ANDRÉ BRINK

Une saison blanche et sèche (‘n Droë wit Seisoen / A Dry White Season, 1979), roman traduit de l'anglais par Robert Fouques-Duparc, Stock, « Nouveau cabinet cosmopolite », 1980 — nouvelle édition : 1989, 372 p., 120 F — nouvelle édition : L. G. F., « Le Livre de poche » n°5638, 1982 / nouvelle édition : 1992 : préface, documentation, notes, commentaires et glossaire par Ann Wakefield et Gilbert Pestureau, 429 p., 36 F.

  « L'idée que je me faisais de lui était celle d'un homme ordinaire, au caractère facile, dépourvu de méchanceté, celle d'un homme sans qualités particulières. Le genre de personne que des amis d’université, qui se rencontreraient au bout de plusieurs années, tenteraient de se rappeler en disant “ Ben Du Toit ? ” Interrogation suivie d'un silence cocasse et d’une réponse tiède : “ Ah ! oui, bien sûr. Un type sympa. Que lui est-il arrivé ? ” Sans jamais penser que cela pourrait lui arriver.

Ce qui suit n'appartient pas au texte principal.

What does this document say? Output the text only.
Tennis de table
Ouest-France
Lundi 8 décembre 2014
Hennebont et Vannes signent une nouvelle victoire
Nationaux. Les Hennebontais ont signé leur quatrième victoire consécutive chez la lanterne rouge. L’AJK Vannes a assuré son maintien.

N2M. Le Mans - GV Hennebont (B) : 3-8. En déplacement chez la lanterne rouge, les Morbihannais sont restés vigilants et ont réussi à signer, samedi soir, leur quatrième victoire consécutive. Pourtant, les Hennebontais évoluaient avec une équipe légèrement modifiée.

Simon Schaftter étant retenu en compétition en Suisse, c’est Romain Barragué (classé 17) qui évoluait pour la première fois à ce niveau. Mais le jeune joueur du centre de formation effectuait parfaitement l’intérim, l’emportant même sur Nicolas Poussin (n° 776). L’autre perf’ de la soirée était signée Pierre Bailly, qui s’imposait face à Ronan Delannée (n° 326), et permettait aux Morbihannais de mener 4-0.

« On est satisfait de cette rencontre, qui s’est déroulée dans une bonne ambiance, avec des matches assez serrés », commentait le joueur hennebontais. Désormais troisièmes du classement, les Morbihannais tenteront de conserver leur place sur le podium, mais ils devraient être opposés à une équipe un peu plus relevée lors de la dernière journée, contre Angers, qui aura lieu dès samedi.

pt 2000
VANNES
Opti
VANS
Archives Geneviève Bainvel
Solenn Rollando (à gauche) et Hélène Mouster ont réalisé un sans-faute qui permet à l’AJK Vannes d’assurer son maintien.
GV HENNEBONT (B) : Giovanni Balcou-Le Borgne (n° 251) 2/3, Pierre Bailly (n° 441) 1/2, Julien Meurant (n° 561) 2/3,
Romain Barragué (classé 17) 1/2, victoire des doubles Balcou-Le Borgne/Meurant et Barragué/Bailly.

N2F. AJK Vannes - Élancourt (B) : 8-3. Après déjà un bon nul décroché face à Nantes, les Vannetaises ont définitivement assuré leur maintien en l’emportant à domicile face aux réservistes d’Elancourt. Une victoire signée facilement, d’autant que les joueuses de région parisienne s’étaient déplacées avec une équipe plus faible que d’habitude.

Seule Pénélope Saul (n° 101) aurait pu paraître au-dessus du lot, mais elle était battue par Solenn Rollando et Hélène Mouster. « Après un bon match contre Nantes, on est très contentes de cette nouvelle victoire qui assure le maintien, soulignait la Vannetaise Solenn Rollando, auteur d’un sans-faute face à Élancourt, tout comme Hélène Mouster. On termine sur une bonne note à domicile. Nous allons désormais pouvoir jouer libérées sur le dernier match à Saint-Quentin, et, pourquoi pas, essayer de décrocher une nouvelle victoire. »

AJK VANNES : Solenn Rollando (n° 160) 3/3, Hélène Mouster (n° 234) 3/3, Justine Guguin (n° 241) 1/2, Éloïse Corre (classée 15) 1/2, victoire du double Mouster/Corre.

   Voilà pourquoi je dois peut-être parler de lui. J'avais confiance en lui — pour l'avoir assez bien connu. Il y a longtemps du moins. Il m'était brusquement désagréable de découvrir qu'il était un étranger. Cela semble-t-il mélodramatique ? Il n'est pas facile de se défaire de ses habitudes quand on écrit depuis tant d'années des histoires romantiques. “ Délicates et charmantes histoires de viol et de meurtre. ” Mais je suis sérieux. Sa mort lançait un défi à tout ce que j'avais toujours pensé ou ressenti à son sujet.
   Elle fut annoncée de manière très banale — page quatre, troisième colonne du journal du soir. Un professeur de Johannesburg a été tué dans un accident. Écrasé par une voiture. Le chauffeur a pris la fuite. Mr. Ben Du Toit (cinquante-trois ans), vers onze heures, hier soir. Il allait poster une lettre, etc. Il laisse sa femme Susan, deux filles et un jeune fils. »

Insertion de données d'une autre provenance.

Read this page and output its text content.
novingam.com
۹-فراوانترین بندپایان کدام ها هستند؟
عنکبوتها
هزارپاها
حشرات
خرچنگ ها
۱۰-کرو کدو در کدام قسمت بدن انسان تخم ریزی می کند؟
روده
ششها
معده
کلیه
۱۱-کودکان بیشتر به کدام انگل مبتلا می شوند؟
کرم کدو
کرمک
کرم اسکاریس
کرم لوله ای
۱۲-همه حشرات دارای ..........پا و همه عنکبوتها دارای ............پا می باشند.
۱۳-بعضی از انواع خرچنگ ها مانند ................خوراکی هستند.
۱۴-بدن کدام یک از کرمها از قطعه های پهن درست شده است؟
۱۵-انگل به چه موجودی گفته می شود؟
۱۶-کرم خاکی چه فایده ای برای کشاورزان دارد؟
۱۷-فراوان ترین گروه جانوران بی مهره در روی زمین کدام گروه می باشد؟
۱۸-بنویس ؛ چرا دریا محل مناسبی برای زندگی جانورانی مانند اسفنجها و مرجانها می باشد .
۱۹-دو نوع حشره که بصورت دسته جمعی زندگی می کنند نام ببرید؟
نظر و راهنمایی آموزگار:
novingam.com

(Traduction de Robert Fouques-Duparc. © Éditions Stock.)

  Ben Du Toit est un Afrikaner bien tranquille — un père de famille sans histoire que rien ne distinguerait de ses quatre millions de frères et sœurs bien tranquilles, sûrs d'eux-mêmes et de leur supériorité. Jusqu'au jour où Ben veut savoir. Savoir pourquoi le jeune fils de Gordon, le jardinier noir de l’école où il enseigne, a disparu sans laisser de trace dans les locaux de la police sud-africaine. Savoir pourquoi Gordon va disparaître à son tour, qui cherchait à connaître la vérité sur la mort de son fils. Savoir ce qui se cache sous les versions officielles. Savoir, par exemple, ce qui s'est vraiment passé à Soweto. Savoir au fond ce qu'est la vie de ces seize millions de Noirs qu’il a côtoyés toute sa vie sans les voir. Mais au pays de l'apartheid, il ne fait pas bon vouloir trop en savoir. Le long de son douloureux chemin de Damas, Ben va peu à peu le découvrir. Et l'amour de Melanie, engagée dans le même combat que lui, ne le protégera pas de la machine infernale qui s'est mise en marche implacablement.